第25章 老人難過冬至關
“老人難過冬至關。”
季茫小時候常聽姥姥姥爺說這話,因為每年冬天,村裡老人去世的就比較多。
而季瑾就沒有熬過2008年的那個冬天,走的猝不及防,以至於過去了數十年,季茫想起來還是悲傷四溢。
那是元宵節前的一天,季霜葉難得回家,跟她說去超市買點湯圓給季瑾他們帶去,季茫急著見人,連季霜葉去個超市的時間都等不及,一個人偷偷坐上了去雲水村的班車。
人們說許多事早有預兆,其實往往是後知後覺。
按照常理,從季茫有記憶起,季瑾每年冬天都要住個把個月的醫院,但那一年卻沒有,去看他的那天他狀態很好,姥姥在火爐裡烤了土豆,又軟又糯,季茫嚷嚷著吃了兩個,季瑾又讓姥姥煮了肉,肥瘦相間的豬肉切成小塊,蘸著醋碟吃,季茫和季瑾都吃的快活。
可不知道為什麼,向來活蹦亂跳的季茫那一天出奇的困,趴在熱乎乎的土炕上,腦袋伏在季瑾腿上,睡了一個好覺。
那段時間無論是老兩口還是季霜葉,都在有意識的讓季茫迴歸城市生活,那一覺醒來,不管季茫願不願意,都得回去,這一點上,季霜葉有自己的堅持。
那一晚翻過夜,凌晨四點的時候,季霜葉忽然接到了雲水村的電話,她著急忙慌的離開,甚至都來不及安頓季茫。
早上的時候,朱家叔叔來找家裡看她,第一句話就是:“季茫,你姥爺走了。”
季茫低頭看著鞋尖,眼淚砸在地上,那時候,她以為走了,是他們送季瑾去醫院了。
無聲的哭泣讓她鼻子通不了氣,季茫張開嘴大口的呼吸著。
“孩子。”楊如風遞過來乾淨的手絹:“人這一輩子,滿是遺憾,有一些是沒辦法的事,你得放下,你得讓自己順暢著點啊。”
季茫也管不了那麼多了,重重的擤了鼻涕,眼睛裡盛滿淚水,聲音喑啞,第一次在人前放任自己的委屈:“我就是忍不住。”
夜風中,暖燈下,楊如風嘆息一聲,他抬起胳膊,寬厚而又溫暖的手掌在小孫女的後勁撫摸著。
“小茫。”他說:“如果不是因為這些遺憾,人怎麼會記住一些人呢,有的人,有的事,若是真的忘了,人就沒有活下去的希望了。”

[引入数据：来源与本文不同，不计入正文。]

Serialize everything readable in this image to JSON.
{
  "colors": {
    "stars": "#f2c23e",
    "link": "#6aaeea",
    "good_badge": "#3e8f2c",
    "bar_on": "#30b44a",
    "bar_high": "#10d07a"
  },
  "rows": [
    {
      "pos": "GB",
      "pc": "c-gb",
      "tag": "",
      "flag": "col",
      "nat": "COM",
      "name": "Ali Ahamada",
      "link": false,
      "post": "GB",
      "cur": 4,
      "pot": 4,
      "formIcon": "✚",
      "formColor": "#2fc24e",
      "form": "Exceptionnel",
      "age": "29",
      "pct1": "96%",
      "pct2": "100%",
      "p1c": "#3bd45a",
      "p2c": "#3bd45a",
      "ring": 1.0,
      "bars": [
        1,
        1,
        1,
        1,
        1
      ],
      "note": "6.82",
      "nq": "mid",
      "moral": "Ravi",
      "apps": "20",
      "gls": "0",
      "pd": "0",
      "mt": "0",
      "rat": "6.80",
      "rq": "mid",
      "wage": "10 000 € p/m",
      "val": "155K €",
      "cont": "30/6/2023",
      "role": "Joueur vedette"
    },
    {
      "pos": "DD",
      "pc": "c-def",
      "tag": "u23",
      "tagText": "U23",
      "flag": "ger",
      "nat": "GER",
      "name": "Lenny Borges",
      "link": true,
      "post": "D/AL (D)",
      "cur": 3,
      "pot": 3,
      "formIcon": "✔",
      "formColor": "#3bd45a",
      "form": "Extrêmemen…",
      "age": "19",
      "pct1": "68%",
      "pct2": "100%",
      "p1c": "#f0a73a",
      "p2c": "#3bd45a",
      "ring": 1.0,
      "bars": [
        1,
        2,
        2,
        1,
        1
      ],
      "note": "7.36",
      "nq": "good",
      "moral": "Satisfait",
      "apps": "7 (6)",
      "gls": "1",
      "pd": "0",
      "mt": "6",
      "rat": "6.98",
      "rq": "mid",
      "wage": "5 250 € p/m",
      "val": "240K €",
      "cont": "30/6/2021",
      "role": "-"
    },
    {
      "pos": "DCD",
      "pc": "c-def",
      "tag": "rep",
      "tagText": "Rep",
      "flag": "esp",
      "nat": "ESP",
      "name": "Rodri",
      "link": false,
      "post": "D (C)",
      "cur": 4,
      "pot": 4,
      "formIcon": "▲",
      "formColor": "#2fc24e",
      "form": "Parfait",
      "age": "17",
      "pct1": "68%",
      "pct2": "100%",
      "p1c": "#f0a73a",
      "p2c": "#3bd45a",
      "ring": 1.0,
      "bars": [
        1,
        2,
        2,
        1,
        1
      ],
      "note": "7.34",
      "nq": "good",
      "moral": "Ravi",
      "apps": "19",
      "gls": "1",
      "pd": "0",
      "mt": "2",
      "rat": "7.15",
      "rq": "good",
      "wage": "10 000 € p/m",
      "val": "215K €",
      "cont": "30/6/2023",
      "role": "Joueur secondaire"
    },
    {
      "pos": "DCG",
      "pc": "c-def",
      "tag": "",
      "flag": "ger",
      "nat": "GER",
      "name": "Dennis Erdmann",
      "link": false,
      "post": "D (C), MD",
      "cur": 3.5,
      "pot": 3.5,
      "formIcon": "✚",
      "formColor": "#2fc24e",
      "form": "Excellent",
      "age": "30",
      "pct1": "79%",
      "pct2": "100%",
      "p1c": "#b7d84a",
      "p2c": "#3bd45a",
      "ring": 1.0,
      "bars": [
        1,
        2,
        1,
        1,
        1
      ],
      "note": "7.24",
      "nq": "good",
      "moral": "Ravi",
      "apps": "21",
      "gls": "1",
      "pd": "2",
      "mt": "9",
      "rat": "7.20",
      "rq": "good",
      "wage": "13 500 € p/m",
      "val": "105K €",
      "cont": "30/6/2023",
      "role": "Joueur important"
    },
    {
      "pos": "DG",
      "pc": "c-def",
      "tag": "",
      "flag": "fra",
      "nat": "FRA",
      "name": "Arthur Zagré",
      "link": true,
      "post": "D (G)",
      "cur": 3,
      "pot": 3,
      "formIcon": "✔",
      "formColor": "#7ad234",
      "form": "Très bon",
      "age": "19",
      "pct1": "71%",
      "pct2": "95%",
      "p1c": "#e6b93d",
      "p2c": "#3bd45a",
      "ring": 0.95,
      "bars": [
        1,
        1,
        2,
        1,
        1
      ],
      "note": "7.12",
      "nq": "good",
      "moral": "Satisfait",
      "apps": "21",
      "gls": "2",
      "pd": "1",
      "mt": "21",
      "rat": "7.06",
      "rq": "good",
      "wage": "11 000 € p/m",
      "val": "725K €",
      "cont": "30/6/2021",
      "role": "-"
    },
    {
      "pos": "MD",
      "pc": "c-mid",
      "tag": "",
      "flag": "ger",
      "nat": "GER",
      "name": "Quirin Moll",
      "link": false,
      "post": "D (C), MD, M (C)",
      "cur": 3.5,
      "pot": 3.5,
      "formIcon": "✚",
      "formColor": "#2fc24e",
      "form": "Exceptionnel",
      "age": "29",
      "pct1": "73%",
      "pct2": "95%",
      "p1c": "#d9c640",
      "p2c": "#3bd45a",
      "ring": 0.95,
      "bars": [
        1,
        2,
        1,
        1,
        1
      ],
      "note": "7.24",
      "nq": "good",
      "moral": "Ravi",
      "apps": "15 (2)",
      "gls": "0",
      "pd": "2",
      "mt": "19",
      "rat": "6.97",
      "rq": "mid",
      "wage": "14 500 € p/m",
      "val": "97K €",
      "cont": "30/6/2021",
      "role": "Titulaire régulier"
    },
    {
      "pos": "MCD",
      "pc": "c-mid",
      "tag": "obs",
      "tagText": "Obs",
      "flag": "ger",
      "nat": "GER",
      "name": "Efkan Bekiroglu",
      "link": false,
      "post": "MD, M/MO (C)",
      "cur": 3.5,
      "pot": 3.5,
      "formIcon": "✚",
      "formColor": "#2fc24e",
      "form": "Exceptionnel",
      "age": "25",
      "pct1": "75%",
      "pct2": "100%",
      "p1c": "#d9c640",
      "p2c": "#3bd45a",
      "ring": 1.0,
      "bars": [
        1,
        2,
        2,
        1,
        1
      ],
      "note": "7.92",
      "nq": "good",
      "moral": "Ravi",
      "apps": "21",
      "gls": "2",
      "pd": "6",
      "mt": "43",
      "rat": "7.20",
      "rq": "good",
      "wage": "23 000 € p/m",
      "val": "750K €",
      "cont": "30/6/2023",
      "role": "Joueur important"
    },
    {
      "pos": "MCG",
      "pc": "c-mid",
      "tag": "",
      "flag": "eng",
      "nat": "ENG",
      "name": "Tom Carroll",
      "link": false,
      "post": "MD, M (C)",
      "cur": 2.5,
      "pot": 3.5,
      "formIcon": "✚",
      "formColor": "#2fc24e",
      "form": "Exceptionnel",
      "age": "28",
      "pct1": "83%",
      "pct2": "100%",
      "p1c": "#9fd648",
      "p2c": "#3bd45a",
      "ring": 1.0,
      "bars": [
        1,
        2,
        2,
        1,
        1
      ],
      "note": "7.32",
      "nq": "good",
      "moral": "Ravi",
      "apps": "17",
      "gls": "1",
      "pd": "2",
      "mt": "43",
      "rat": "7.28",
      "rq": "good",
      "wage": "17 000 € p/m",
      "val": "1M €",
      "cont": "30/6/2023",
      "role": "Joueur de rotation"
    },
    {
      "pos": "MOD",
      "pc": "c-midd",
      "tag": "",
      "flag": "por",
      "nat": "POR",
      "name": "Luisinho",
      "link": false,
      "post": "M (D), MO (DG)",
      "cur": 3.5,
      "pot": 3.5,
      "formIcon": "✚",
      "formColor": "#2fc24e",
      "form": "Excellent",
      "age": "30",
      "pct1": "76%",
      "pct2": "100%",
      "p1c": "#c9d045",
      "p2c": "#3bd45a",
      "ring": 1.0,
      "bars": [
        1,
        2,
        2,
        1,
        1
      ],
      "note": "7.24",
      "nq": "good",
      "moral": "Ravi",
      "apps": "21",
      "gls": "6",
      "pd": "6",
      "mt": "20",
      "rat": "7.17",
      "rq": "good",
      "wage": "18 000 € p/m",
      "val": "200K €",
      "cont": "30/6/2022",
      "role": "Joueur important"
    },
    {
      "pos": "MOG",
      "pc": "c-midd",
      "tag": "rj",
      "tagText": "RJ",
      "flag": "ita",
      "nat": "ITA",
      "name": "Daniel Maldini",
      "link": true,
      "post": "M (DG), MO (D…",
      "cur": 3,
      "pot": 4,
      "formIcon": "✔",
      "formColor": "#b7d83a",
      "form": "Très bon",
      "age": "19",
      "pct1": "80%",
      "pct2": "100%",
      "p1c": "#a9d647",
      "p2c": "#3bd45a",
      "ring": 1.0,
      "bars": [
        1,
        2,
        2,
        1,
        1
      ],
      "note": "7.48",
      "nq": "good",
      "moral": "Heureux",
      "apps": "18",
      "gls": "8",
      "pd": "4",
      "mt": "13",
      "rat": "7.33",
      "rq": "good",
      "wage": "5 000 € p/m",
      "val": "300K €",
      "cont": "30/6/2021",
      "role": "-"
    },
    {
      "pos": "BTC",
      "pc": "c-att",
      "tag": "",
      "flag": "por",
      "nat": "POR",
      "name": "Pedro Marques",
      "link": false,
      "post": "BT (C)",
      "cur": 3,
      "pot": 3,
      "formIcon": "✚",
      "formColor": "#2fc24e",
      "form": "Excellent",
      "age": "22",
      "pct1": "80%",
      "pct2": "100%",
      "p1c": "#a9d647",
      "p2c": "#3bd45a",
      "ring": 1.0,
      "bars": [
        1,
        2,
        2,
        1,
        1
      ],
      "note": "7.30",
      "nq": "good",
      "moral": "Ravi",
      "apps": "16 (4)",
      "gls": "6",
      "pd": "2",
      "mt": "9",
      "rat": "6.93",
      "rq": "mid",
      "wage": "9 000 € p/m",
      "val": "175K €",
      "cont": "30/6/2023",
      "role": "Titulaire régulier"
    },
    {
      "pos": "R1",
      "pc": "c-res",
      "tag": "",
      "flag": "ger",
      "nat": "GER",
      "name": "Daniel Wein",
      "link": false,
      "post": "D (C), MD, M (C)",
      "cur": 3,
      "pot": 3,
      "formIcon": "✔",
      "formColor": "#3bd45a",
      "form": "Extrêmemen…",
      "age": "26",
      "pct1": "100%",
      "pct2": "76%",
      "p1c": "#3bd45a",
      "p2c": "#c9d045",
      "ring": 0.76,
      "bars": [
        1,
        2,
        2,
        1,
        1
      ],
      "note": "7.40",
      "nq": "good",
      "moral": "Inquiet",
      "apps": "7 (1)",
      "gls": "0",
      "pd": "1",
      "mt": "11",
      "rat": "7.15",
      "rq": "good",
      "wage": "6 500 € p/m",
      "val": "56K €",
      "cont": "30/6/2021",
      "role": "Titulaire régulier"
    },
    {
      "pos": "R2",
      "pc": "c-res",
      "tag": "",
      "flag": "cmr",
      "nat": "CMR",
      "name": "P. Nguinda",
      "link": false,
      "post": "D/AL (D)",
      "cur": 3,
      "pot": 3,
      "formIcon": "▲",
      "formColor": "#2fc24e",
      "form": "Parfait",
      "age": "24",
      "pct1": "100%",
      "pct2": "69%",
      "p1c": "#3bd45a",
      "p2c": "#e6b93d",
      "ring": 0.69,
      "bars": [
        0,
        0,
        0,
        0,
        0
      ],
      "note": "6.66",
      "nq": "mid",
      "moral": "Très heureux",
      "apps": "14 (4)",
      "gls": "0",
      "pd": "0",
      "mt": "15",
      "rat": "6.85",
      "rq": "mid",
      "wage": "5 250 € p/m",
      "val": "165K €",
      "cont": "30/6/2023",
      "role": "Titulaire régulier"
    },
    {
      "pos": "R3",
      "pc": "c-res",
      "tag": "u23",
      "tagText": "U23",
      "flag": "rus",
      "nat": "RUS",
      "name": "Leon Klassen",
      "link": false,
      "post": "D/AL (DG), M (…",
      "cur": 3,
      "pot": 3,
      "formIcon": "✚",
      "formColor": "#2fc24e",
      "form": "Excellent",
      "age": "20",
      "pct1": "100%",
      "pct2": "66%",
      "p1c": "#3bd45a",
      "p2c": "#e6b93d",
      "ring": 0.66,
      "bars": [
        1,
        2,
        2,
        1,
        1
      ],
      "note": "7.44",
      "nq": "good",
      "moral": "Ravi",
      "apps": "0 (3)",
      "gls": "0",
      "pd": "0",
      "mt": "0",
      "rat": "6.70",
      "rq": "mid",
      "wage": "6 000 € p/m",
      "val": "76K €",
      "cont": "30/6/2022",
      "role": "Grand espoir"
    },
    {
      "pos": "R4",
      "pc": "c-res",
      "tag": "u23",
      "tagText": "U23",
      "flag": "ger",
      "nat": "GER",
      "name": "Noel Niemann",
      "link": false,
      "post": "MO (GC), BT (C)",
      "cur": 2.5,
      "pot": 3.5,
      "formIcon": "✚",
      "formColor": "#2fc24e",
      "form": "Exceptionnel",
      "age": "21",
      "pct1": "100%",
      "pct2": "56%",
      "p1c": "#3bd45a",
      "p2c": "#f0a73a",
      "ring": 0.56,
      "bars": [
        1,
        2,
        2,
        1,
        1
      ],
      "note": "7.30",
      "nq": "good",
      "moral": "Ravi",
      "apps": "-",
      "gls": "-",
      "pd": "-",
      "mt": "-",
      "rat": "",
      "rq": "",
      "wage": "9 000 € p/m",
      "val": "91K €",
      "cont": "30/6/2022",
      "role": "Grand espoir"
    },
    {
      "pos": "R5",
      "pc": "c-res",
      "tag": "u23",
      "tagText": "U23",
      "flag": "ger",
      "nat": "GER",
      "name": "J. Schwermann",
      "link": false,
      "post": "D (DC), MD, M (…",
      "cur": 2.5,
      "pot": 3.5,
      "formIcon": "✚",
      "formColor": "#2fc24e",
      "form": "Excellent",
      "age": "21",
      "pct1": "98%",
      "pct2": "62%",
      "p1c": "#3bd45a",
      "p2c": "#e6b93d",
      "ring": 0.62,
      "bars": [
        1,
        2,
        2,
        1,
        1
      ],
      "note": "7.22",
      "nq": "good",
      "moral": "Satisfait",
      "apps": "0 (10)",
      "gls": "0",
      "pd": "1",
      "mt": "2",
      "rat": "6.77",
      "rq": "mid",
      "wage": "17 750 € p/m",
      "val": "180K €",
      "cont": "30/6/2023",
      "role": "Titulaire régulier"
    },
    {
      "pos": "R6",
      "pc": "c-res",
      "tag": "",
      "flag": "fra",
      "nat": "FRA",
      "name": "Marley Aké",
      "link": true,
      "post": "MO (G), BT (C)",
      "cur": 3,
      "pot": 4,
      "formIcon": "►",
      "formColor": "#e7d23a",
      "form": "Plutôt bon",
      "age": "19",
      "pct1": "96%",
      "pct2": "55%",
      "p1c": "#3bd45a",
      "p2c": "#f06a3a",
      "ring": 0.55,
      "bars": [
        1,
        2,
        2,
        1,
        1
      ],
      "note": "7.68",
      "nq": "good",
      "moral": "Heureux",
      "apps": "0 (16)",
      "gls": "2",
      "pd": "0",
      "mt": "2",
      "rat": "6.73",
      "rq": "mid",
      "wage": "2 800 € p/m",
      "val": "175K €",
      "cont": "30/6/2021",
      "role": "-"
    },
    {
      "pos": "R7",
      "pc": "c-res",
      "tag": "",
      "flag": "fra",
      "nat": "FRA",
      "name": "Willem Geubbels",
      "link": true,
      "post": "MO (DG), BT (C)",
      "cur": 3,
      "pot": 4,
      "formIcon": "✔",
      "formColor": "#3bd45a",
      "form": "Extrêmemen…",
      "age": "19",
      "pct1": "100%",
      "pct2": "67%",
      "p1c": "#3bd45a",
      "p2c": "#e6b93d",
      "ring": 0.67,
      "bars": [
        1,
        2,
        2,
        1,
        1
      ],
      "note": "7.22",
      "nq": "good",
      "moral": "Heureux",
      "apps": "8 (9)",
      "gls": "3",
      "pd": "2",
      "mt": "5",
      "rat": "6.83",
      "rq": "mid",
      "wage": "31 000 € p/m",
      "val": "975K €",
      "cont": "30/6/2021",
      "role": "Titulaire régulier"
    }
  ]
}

其實很多時候,季茫都快要想不起老兩口的音容,每到此時她就自責萬分,就算是找到他們的照片,可閉上眼睛,卻還是隻有一個形狀。
隱藏在濃霧之中,她怎麼也看不真切。
“孩子,哭吧,哭出來就好了。”楊如風扣了扣孫女的腦袋。
季茫正是脆弱的時候,面前的老人跟季瑾太像了,像到季茫總是把他和季瑾的樣子混淆。
悲傷和委屈一旦升起就無法壓制,楊如風的這個動作就像是對季茫的一種放任和鼓勵,他以一種寬和的態度告訴他的孫女。
在他跟前哭,並不可恥。
季茫垂著手,伏在這個老人的肩頭,哭聲從壓抑逐漸放任。
楊如風輕撫著孫女的腦袋,這世上,人只要能哭的出來,自然就笑的出來。
遠處,夏銘這陸宴並肩而站,夏銘率先開口:“楊老師應該很喜歡他這個孫女。”
陸宴依舊盯著那一處:“怎麼說?”
夏銘說:“因為他對季茫和對身邊所有人都不一樣啊。”
陸宴扯了扯嘴角,轉身移開了,他這話說了跟沒說一樣。
遠處楊如風和季茫離開,夏銘回頭看了陸宴一眼,有點疑惑,自顧自向前走去。
沒走兩步,就看到從大門方向走過來一個熟悉的人影。
“春妮?”他停在原地叫了一聲。
春妮手裡提著兩個袋子,看到他的時候眼裡一喜,但很快又傲嬌了起來,往前走了兩步,把手裡的塑膠袋一股腦塞到了夏銘手上。
夏銘一臉茫然:“這是什麼?”
“給你的。”夜色中春妮不敢看他的眼睛,語氣又急又快:“你不想要就扔了吧。”
春妮說完就快步離開,留下夏銘在原地腦子發懵。
夏銘艱難地開啟袋子看了看,發現都是一些男士日常用品,愣了好一會兒才想起這些東西自己都用完了,這幾天太忙,都沒來得及去買。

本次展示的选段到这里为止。